Months. He’d gone months agonizing over how inadequate he felt, trying to be a better friend, not get in the way, hide himself. And all the while, he was ruining his own chance to see what was literally right beside him the whole time.

“I’m so stupid,” he muttered to himself.

“You are not stupid. But I can’t promise I won’t laugh. I already have,” he pointed out. “I’m happier than anything else.”

“Me too,” Tadashi spoke into his hands. His entire body felt warm. Spots of color exploded from behind his eyelids as he squeezed them closed tightly, and it stole his breath away again.

“So can we go to volleyball practice? We’re going to be late.”

Tadashi huffed and dropped his hands. He made a point to look Tsukki directly in the eyes for a long moment until it was the taller boy who averted his gaze first. He felt victorious over that. “Can’t you be more romantic?”

“We’re thirteen, Yamaguchi.
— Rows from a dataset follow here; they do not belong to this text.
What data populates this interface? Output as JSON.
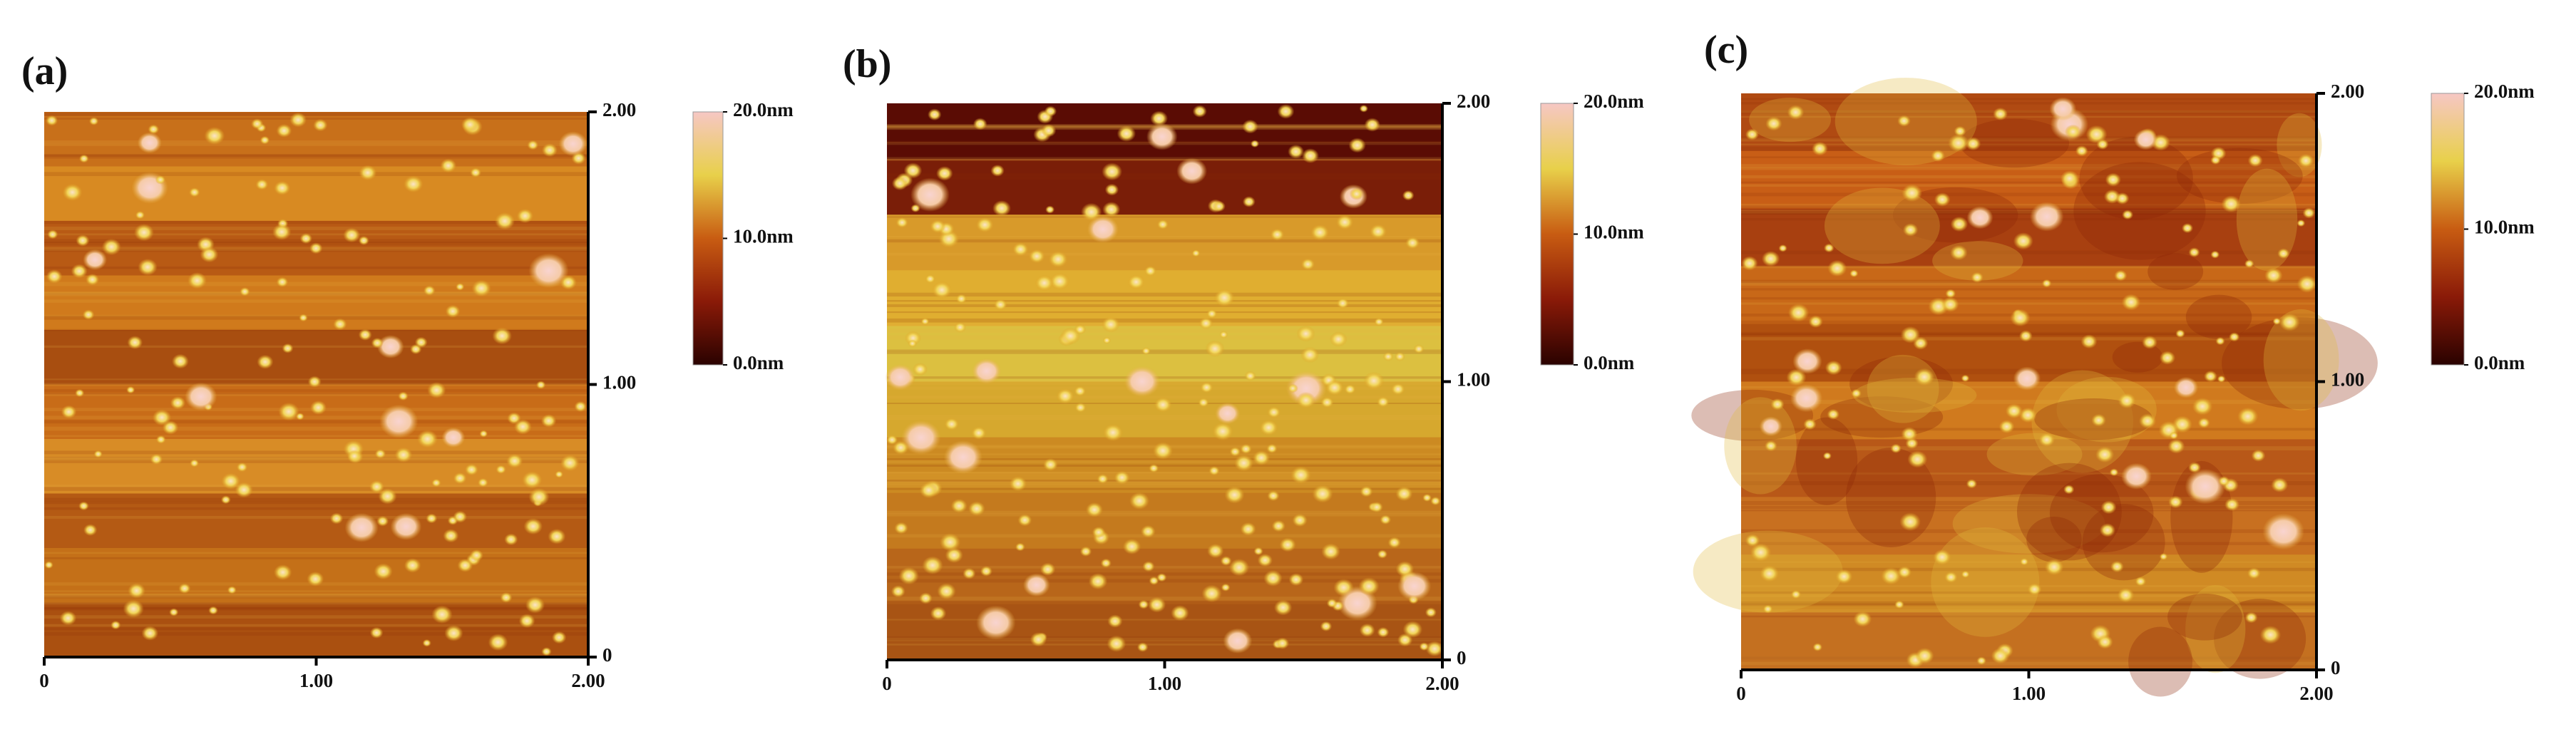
{
  "panels": [
    {
      "label": "(a)",
      "xticks": [
        0,
        {
          "value": 1,
          "label": "1.00"
        },
        {
          "value": 2,
          "label": "2.00"
        }
      ],
      "yticks": [
        0,
        {
          "value": 1,
          "label": "1.00"
        },
        {
          "value": 2,
          "label": "2.00"
        }
      ],
      "colorbar": [
        {
          "value": 20,
          "label": "20.0nm"
        },
        {
          "value": 10,
          "label": "10.0nm"
        },
        {
          "value": 0,
          "label": "0.0nm"
        }
      ]
    },
    {
      "label": "(b)",
      "xticks": [
        0,
        {
          "value": 1,
          "label": "1.00"
        },
        {
          "value": 2,
          "label": "2.00"
        }
      ],
      "yticks": [
        0,
        {
          "value": 1,
          "label": "1.00"
        },
        {
          "value": 2,
          "label": "2.00"
        }
      ],
      "colorbar": [
        {
          "value": 20,
          "label": "20.0nm"
        },
        {
          "value": 10,
          "label": "10.0nm"
        },
        {
          "value": 0,
          "label": "0.0nm"
        }
      ]
    },
    {
      "label": "(c)",
      "xticks": [
        0,
        {
          "value": 1,
          "label": "1.00"
        },
        {
          "value": 2,
          "label": "2.00"
        }
      ],
      "yticks": [
        0,
        {
          "value": 1,
          "label": "1.00"
        },
        {
          "value": 2,
          "label": "2.00"
        }
      ],
      "colorbar": [
        {
          "value": 20,
          "label": "20.0nm"
        },
        {
          "value": 10,
          "label": "10.0nm"
        },
        {
          "value": 0,
          "label": "0.0nm"
        }
      ]
    }
  ]
}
We have plenty of time for romantic moments.”

Tadashi tried to pout, but he couldn’t hold back his smile and ended up laughing instead. “I’m so happy,” he said, and then realized he was crying.

“Shut up, crybaby Yamaguchi.”

Tadashi sniffled. “You’re so mean,” he whined.

“And we are going to be late,” Tsukki replied in the same tone. “We can be stupid about soulmates later.”

“Oh god!” Tadashi shouted suddenly, a thought occurring to him. “I accidentally lied to my mom!”

That made the smile slip off of Tsukki’s face and he looked nervous. He’d met Tadashi’s mother, he knew what she was like. He swallowed thickly.

“Maybe we should skip practice today and apologize?” Tsukki suggested.

“Good plan,” Tadashi readily agreed, jumping off of the cot and putting his slippers back on. He grinned at Tsukki. “She likes you, though. It’ll be fine. Hey, what color are our ties?”